It is not the fact that Swedes in in Malmö and Vellinge are rich that is CAUSING Rosengård dysfunctional, as Wilkinson claims. If Vellinge had an economic crisis and became poor, this would have no effect of health in Rosengård (or probably a negative effect, since the hospitals would have less money). The causality is more complex.
People in corrupt southern Italy have lower health outcomes and lower economic outcomes than North Italians. The casual link is that Mafia, lack of trust, and low education make south Italians poorer, and it makes them have lower health outcomes.
The Spirit Level thinking instead childishly interprets the complex relationship that North Italians are rich makes South Italians unhealthy, because of the stress of knowing they are doing worse than North Italy.

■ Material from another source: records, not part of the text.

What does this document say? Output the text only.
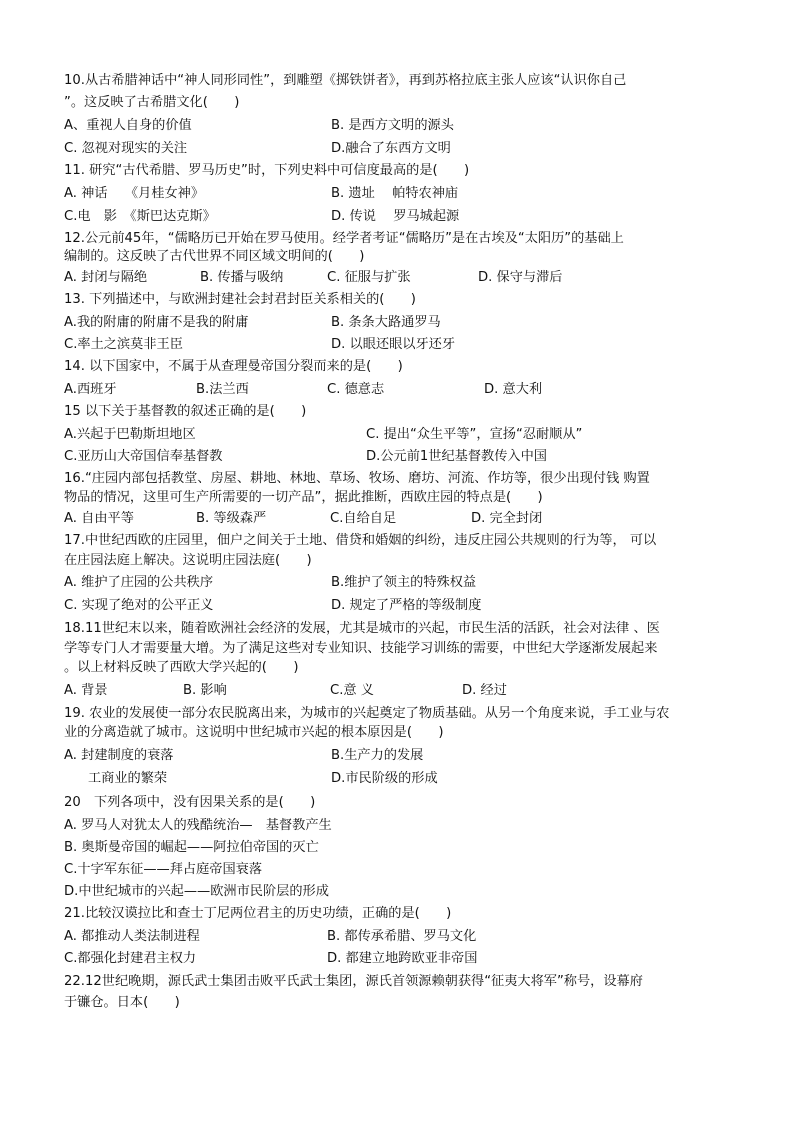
10.从古希腊神话中“神人同形同性”，到雕塑《掷铁饼者》，再到苏格拉底主张人应该“认识你自己
”。这反映了古希腊文化(　　)
A、重视人自身的价值	B. 是西方文明的源头
C. 忽视对现实的关注	D.融合了东西方文明
11. 研究“古代希腊、罗马历史”时，下列史料中可信度最高的是(　　)
A. 神话　 《月桂女神》	B. 遗址　 帕特农神庙
C.电　影　《斯巴达克斯》	D. 传说　 罗马城起源
12.公元前45年，“儒略历已开始在罗马使用。经学者考证“儒略历”是在古埃及“太阳历”的基础上
编制的。这反映了古代世界不同区域文明间的(　　)
A. 封闭与隔绝	B. 传播与吸纳	C. 征服与扩张	D. 保守与滞后
13. 下列描述中，与欧洲封建社会封君封臣关系相关的(　　)
A.我的附庸的附庸不是我的附庸	B. 条条大路通罗马
C.率土之滨莫非王臣	D. 以眼还眼以牙还牙
14. 以下国家中，不属于从查理曼帝国分裂而来的是(　　)
A.西班牙	B.法兰西	C. 德意志	D. 意大利
15 以下关于基督教的叙述正确的是(　　)
A.兴起于巴勒斯坦地区	C. 提出“众生平等”，宣扬“忍耐顺从”
C.亚历山大帝国信奉基督教	D.公元前1世纪基督教传入中国
16.“庄园内部包括教堂、房屋、耕地、林地、草场、牧场、磨坊、河流、作坊等，很少出现付钱 购置
物品的情况，这里可生产所需要的一切产品”，据此推断，西欧庄园的特点是(　　)
A. 自由平等	B. 等级森严	C.自给自足	D. 完全封闭
17.中世纪西欧的庄园里，佃户之间关于土地、借贷和婚姻的纠纷，违反庄园公共规则的行为等， 可以
在庄园法庭上解决。这说明庄园法庭(　　)
A. 维护了庄园的公共秩序	B.维护了领主的特殊权益
C. 实现了绝对的公平正义	D. 规定了严格的等级制度
18.11世纪末以来，随着欧洲社会经济的发展，尤其是城市的兴起，市民生活的活跃，社会对法律 、医
学等专门人才需要量大增。为了满足这些对专业知识、技能学习训练的需要，中世纪大学逐渐发展起来
。以上材料反映了西欧大学兴起的(　　)
A. 背景	B. 影响	C.意 义	D. 经过
19. 农业的发展使一部分农民脱离出来，为城市的兴起奠定了物质基础。从另一个角度来说，手工业与农
业的分离造就了城市。这说明中世纪城市兴起的根本原因是(　　)
A. 封建制度的衰落	B.生产力的发展
工商业的繁荣	D.市民阶级的形成
20　下列各项中，没有因果关系的是(　　)
A. 罗马人对犹太人的残酷统治—　基督教产生
B. 奥斯曼帝国的崛起——阿拉伯帝国的灭亡
C.十字军东征——拜占庭帝国衰落
D.中世纪城市的兴起——欧洲市民阶层的形成
21.比较汉谟拉比和查士丁尼两位君主的历史功绩，正确的是(　　)
A. 都推动人类法制进程	B. 都传承希腊、罗马文化
C.都强化封建君主权力	D. 都建立地跨欧亚非帝国
22.12世纪晚期，源氏武士集团击败平氏武士集团，源氏首领源赖朝获得“征夷大将军”称号，设幕府
于镰仓。日本(　　)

The country with the highest life expectancy, Japan, has the 9th highest level in inequality measured by Gini after taxes and subsidies. The Spirit Level gets around this "problem" by using a very selective measure of inequality, the ratio of two groups of people, instead of the standard measure in social sciences, Gini , which looks at every member of society, including the poor. Furthermore, they use an "index", instead of the straigtforwards measure: how long people live.
Out of the OECD countries, Wilkinson excludes 9 nations. Why do the authors include Portugal, but not Korea and Czech Republic (that are richer than Portugal), or Slovak Republic (that is as rich as Portugal)? One reason he excludes them is that Czech Republic and Slovak Republic have very even distribution of income, but low life expectancy. Portugal fits his story, it is unequal and does bad. Czech Republic and Slovak Republic don't fit the story, since they are equal and do badly?